Aber wir haben ja Ungarn geholfen, wir haben ja Lettland geholfen, wir sind dabei ein Programm für Rumänien zu schnüren. Die Europäische Union lässt doch niemanden hängen. Solidarität wird geübt und praktiziert, wobei allerdings der Hinweis darauf notwendig ist, dass jedes Land zuerst versuchen muss sich selbst zu konsolidieren, bevor man sich an die europäische Solidarkräfte wendet. Solidarität ist keine Einbahnstrasse, man muss selbst etwas tun, und dann wird einem geholfen.
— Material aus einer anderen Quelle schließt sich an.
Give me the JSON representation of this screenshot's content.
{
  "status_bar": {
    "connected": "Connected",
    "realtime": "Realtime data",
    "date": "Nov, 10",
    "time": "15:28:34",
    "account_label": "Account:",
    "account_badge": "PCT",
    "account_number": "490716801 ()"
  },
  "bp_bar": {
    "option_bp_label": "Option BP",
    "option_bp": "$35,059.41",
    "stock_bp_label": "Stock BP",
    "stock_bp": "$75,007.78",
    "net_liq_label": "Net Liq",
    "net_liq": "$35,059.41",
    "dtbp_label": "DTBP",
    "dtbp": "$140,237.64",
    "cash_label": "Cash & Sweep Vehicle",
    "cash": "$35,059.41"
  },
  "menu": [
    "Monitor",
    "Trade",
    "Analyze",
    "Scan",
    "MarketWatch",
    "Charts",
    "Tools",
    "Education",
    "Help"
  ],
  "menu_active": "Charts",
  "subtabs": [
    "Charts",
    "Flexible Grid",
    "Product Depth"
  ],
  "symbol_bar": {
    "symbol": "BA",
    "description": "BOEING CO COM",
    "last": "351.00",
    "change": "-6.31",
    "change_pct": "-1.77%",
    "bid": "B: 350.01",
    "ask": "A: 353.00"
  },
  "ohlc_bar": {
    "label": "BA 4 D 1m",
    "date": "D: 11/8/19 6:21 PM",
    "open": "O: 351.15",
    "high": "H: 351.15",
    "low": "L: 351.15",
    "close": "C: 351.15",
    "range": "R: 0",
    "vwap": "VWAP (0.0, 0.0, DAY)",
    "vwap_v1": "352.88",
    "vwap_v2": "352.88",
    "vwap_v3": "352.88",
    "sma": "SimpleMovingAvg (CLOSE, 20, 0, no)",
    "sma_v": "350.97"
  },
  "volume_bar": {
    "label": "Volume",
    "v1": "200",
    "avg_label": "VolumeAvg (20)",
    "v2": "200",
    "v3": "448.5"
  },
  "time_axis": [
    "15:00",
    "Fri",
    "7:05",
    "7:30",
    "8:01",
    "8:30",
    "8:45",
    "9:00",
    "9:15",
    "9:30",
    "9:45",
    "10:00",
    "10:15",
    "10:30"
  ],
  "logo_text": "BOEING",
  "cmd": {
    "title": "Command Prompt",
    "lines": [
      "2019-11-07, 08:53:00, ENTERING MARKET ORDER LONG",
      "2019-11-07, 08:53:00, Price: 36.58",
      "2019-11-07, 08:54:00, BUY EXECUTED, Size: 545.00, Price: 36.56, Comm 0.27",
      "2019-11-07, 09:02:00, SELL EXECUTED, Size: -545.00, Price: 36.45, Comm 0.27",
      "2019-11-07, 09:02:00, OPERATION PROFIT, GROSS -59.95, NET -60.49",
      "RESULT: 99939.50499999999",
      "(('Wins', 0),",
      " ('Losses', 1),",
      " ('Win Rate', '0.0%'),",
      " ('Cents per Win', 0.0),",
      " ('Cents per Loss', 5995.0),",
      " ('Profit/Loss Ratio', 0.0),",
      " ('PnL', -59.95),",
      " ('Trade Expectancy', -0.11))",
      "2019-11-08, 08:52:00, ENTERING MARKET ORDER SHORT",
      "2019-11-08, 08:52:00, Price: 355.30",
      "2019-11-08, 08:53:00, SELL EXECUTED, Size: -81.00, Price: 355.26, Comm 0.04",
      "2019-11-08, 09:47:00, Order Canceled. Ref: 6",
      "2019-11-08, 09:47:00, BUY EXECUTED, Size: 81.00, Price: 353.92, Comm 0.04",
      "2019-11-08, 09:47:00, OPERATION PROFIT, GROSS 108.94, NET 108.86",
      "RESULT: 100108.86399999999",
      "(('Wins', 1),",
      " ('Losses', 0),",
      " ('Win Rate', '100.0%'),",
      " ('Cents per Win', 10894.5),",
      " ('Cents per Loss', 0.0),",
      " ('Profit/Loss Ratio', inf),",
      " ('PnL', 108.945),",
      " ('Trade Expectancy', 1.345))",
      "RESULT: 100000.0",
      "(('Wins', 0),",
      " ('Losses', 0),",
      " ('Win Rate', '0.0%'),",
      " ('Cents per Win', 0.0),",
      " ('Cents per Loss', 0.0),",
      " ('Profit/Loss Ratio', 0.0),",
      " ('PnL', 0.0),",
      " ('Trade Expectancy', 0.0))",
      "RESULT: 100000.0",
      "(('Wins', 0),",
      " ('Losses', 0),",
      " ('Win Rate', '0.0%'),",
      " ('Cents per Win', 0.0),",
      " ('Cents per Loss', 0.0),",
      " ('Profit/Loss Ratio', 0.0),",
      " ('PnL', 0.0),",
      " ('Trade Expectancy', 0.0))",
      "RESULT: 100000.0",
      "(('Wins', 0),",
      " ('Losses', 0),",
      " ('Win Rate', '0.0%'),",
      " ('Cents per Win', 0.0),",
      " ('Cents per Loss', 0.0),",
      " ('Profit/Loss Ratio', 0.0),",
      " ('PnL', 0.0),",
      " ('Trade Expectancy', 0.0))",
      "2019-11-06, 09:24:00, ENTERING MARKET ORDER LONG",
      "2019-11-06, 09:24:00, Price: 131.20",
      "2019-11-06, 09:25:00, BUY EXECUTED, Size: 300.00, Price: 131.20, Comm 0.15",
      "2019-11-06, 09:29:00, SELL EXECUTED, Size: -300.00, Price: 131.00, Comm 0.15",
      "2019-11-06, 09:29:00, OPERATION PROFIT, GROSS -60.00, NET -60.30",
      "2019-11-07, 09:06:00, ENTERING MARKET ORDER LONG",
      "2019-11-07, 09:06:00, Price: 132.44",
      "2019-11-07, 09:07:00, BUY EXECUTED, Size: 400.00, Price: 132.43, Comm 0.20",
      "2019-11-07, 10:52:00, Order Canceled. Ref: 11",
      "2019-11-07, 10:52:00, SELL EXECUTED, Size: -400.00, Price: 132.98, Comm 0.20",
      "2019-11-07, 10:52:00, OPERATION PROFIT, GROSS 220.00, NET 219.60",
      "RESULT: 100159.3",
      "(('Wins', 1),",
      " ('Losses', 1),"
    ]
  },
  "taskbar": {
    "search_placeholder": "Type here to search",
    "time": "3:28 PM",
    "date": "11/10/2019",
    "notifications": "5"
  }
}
Sabine Beckmann: Sie debattieren aber auch eine gemeinsames Konjunkturpaket in der EU, 5 Milliarden Euro für Breitband- und Energieprojekte. Was erwarten Sie? Was muss mindestens beim EU-Gipfel herauskommen?

Jean-Claude Juncker: Es wird darum gehen, dass wir bei diesem EU-Gipfel noch einmal sehr deutlich machen, dass wir in Sachen Finanzmarktregulierung Fortschritte brauchen. Wir brauchen eine Verdichtung der Finanzmarktregulierung, wir brauchen eine Regelung der Fragen die Ratingagenturen und die Hedgefunds betreffend. Dies muss klargestellt werden.

Es geht nicht darum, zusätzliches Geld auf den Tisch zu legen, das ist das, was die Amerikaner zurzeit von uns verlangen. Es geht darum, durch die Verdichtung des Regelwerkes dafür zu sorgen, dass sich eine derartige Finanzkrise so nicht wiederholen kann.

Und dann wird man im Rahmen dieser Diskussionsrunde noch einmal deutlich machen, dass wir 3,4% bis 4% des Bruttosozialproduktes für Konjunkturprogramme zur Verfügung stellen, und innerhalb dieses Rahmens muss dann darüber geredet werden, welche Summe, welches Volumen die Europäische Union als solche aus dem EU-Haushalt abzweigen wird um den eigentlich ureigenen europäischen Anstrich dieses Gemeinschaftsprogrammes zu gewähren.

Sabine Beckmann: Besten Dank. Jean-Claude Juncker, Premier- und Finanzminister Luxemburgs über den bevorstehenden EU-Gipfel.